P(first_is_g | box_g) * P(box_g)
P(box_g | first_is_g) = --------------------------------
P(first_is_g)

WHAT WE KNOW
* We know that P(first_is_g), the prior probability of the first coin being gold is 1/2.
* We also know that P(box_g), the prior probability of selecting box G is 1/3.
* Finally, we know that P(first_is_g | box_g), the probability of the first coin being gold given we chose box G is 1.

Plugging in all these values yields the correct result of P(box_g | first_is_g) = 2/3
``````

You wrote:

My initial credence (C1) before knowing that I pull a gold coin is that all scenarios (drawing gold & gold; gold & silver; silver & gold; silver & silver) have a 1/3 chance of occurring. Since I have pulled a gold coin, it is certain that I did not pull out of the silver box. Taking that into consideration, I am thinking that the probability that the other coin in the box is also gold is 1/2. You already have the gold coin in your hand, so that leaves you with two options: either a gold coin or a silver coin in the box, so that gives you 1/2 chance that the other coin is gold.
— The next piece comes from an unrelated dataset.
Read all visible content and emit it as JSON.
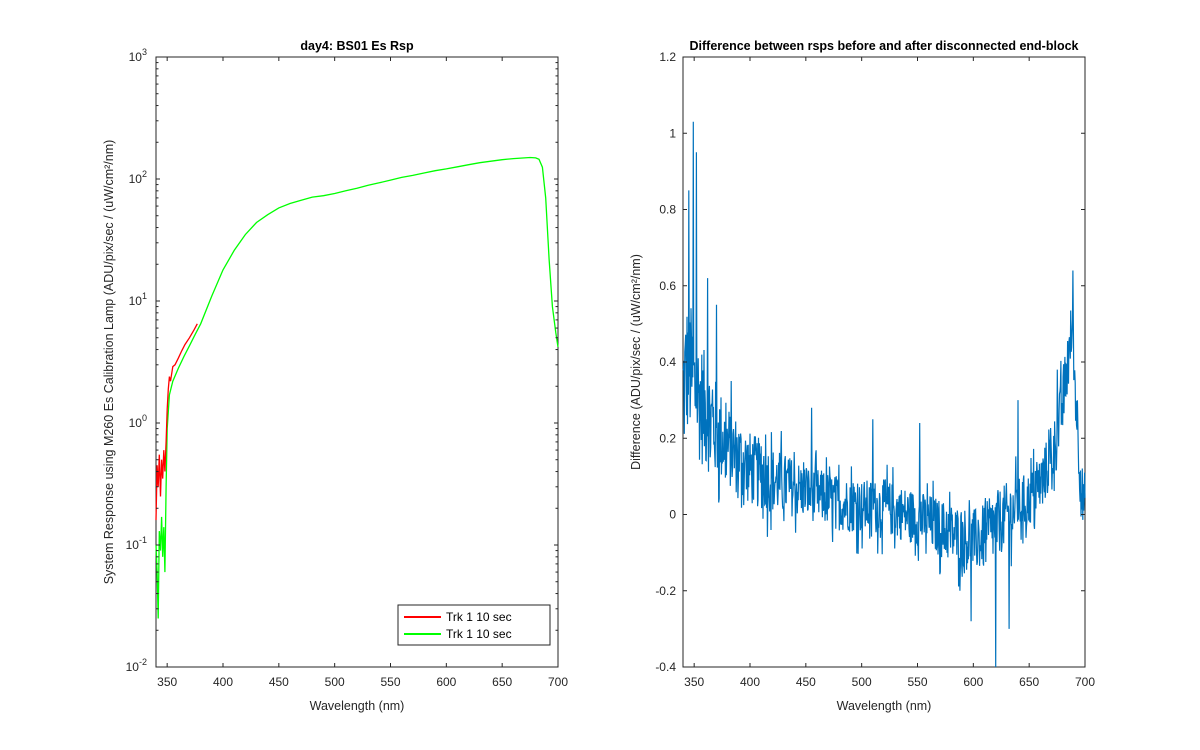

You are correct that there are two possible events, you can either draw a silver coin or a gold coin. But what you did not take into account is that there are more ways for the second coin to be gold, as can be seen in our analysis of the six cases above.
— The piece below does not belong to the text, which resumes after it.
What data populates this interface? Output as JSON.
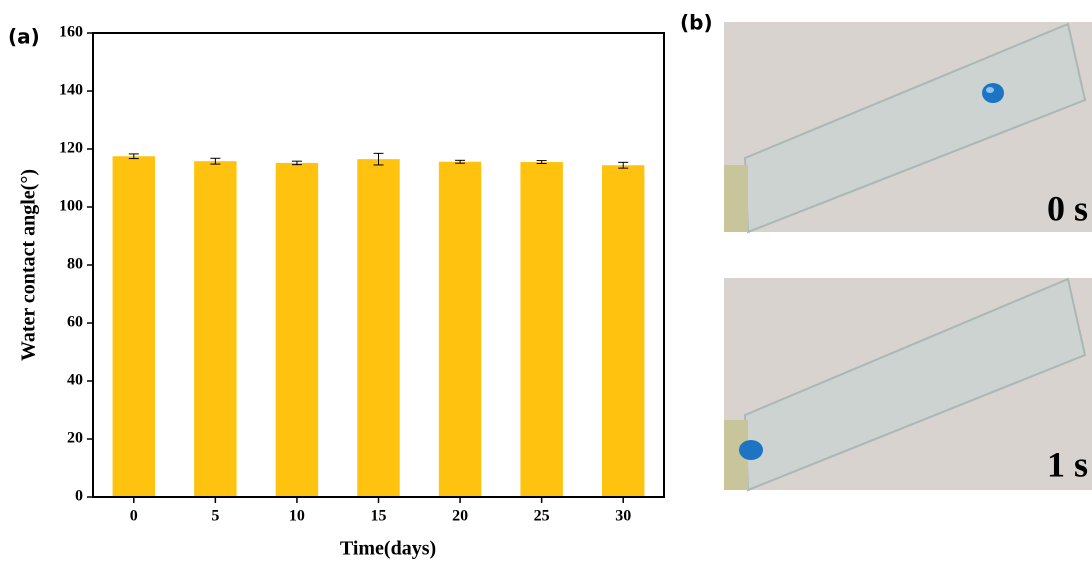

In addition to @AdamSharpe's analysis of "break it down into [six] cases", you can also analyze the situation your intuitive way, i.e., first choose a box, and then choose a coin from that box.

Start with all three of your boxes: let's call them GG, SS and GS, with the obvious meanings. Then, first of all, if you happen to choose the SS box, then your subsequent coin choice will necessarily be S, and you'll just immediately discard that entire trial.

So let's just focus on the remaining two GG and GS boxes. If you choose the GG box then your coin choice will necessarily be G, so you'll never discard any trial where you've chosen the GG box. But if you choose the GS box, then half the time your coin choice will be S, so you'll discard half the trials where you've chosen the GS box.

That means you'll end up with the GG box twice as often as you end up with the GS box. And with the GG box, the other coin is always G. And with the GS box, the other coin is always S. So, since you end up with the GG box twice as often, the other coin will likewise be G twice as often.

So, two times out of three, when the coin you choose is G, the other coin is also G. qed.